Today we live in a world of communication where a lot of information is constantly received from different sources. In the midst of the digital age, social networks have become a reference in terms of the dissemination and dissemination of information that is not always reliable, is rarely verified and directly affects elections and the behavior of users, despite this . And the data confirms this view because, according to Statista, in 2025 there will be around 5.4 billion social media users worldwide. In Spain, the expected figure will rise to 43 million. So it’s worth asking:

What role do they play when talking about aesthetic medicine?

First of all, it can be said that social networks in any situation and in any field are not an accurate representation of reality, and the same thing happens in the field of aesthetic medicine; It is the duty of all doctors, as part of the development of ethical work, to remind their patients of this point. Above all, considering that networks, which have a positive and negative impact, are more important in the sector.

IBSA Derma, the dermoaesthetic division of IBSA, wanted to investigate this phenomenon recently on social networks where, however, most patients are already immersed. In recent years, aesthetics has begun to be conceived from two opposing perspectives, although equally legitimate: on the one hand, a clear tendency to recover the natural and unique beauty of each person; on the other, an incentive for the relentless search for stereotypical beauty that most of the time collides with common sense and aesthetics. It is in this last point that the Internet played a decisive role, since social networks made fashionable very specific canons of beauty, they are rarely natural in the physiognomies of most people.

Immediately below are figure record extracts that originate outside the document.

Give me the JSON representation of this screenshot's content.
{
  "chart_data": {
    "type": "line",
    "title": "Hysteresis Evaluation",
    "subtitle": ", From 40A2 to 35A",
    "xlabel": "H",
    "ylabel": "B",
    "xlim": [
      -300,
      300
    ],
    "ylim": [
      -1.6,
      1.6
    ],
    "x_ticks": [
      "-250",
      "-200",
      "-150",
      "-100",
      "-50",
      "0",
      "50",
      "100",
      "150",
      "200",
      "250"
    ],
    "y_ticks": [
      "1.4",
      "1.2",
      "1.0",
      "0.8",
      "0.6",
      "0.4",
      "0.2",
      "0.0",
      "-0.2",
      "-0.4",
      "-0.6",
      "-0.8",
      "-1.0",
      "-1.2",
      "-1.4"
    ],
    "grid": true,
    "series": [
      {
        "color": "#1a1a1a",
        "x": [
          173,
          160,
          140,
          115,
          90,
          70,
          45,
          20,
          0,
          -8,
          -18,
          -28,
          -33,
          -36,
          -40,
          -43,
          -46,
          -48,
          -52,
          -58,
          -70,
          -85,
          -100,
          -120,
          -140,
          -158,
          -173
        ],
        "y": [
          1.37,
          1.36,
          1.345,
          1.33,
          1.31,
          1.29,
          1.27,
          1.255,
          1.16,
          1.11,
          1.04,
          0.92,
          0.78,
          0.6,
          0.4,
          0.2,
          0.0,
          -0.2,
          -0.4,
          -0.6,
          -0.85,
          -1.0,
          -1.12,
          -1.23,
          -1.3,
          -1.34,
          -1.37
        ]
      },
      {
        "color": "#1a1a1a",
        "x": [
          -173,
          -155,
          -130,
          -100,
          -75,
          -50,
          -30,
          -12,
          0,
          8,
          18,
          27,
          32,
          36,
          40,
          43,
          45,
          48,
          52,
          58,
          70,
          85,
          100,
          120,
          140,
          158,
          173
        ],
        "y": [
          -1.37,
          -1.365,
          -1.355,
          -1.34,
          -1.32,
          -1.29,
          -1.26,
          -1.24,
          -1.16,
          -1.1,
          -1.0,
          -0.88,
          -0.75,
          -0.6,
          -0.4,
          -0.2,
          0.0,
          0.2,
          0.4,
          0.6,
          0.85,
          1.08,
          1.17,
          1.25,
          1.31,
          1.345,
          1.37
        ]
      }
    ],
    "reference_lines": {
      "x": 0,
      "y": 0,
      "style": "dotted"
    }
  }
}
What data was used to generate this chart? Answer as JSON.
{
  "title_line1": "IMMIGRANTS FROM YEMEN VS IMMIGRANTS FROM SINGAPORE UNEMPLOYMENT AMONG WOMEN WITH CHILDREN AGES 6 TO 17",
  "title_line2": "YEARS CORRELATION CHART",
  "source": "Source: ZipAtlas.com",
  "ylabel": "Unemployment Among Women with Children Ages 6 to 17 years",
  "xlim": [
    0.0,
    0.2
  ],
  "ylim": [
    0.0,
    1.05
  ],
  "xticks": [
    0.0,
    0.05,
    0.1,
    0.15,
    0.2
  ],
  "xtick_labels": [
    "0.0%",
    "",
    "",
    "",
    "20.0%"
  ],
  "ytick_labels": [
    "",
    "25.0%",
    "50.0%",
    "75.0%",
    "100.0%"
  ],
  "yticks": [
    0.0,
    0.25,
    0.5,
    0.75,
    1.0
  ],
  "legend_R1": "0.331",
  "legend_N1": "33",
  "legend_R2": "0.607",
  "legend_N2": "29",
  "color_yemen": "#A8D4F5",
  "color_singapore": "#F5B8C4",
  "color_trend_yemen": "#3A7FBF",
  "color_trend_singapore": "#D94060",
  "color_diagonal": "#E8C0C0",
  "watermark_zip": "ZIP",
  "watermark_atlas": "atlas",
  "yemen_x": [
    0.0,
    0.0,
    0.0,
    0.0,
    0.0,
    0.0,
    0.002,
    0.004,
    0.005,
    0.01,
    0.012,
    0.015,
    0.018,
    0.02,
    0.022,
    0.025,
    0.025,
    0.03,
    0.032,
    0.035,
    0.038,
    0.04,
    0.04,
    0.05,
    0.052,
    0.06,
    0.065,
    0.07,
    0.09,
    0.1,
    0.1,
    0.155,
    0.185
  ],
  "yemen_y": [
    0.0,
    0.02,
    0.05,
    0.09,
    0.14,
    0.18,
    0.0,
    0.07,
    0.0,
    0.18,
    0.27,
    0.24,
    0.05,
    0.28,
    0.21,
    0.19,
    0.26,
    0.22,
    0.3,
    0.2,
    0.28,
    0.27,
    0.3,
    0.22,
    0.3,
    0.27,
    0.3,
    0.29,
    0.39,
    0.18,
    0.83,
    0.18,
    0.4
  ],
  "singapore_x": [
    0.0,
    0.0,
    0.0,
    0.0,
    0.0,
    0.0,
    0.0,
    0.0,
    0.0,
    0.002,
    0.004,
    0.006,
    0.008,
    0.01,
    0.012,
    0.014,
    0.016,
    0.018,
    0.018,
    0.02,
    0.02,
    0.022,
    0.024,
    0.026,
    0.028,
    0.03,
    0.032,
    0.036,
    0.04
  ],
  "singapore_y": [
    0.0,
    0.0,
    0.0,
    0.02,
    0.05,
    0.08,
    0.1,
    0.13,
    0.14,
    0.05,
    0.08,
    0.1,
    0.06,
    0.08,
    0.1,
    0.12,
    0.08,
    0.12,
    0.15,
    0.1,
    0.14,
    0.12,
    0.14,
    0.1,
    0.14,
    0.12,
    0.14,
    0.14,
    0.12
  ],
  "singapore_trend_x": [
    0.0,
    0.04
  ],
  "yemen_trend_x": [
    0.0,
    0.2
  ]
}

‘However? I don’t want thank you’

The search for a small, straight nose, a well-marked jaw, high cheeks and full lips; They present aesthetic medicine to many patients. This is not a problem as long as the information found when searching for those procedures and wanting to undertake them is sufficient, and the biggest negative impact of networks is precisely the rampant misinformation, the trivial and the lack of what is called ‘responsible communication’. which, above all, is a medical practice.

About 85% of the content on Instagram about fillers and aesthetic treatments is not published by doctors, but by content creators and influencers. This is serious, since it represents a percentage, which adds to the fact that nowadays increasingly younger patients come to aesthetic clinics – from the age of 22 – worryingly indicates the impact networks have a big role in this area.

Women are, once again, the main recipients of studies on aesthetic medicine and, therefore, the most receptive to it. In fact, there are critical stages specific to women that involve physiological changes and may lead to psychological problems; moments in which aesthetic medicine can emerge as a response to the inability to accept these transitions on an aesthetic level: adolescence, pregnancy and menopause.

IBSA Derma would like to highlight the power of social networks in this framework, since, far from being a way to reaffirm uncertainties, they can be a way to share rigorous scientific knowledge. The crucial role of the specialist doctor also comes into play here: explaining to patients what the treatments really are, emphasizing the difference between the beauty of the real world, without filters that make it perfect, and social networks.

In addition, IBSA Derma demonstrates its commitment to ethics in aesthetic medicine with the ‘AestEthics’ campaign and the recent publication of the book: Aesthetics: International Dialogue on the relationship between medicine, beauty and ethics.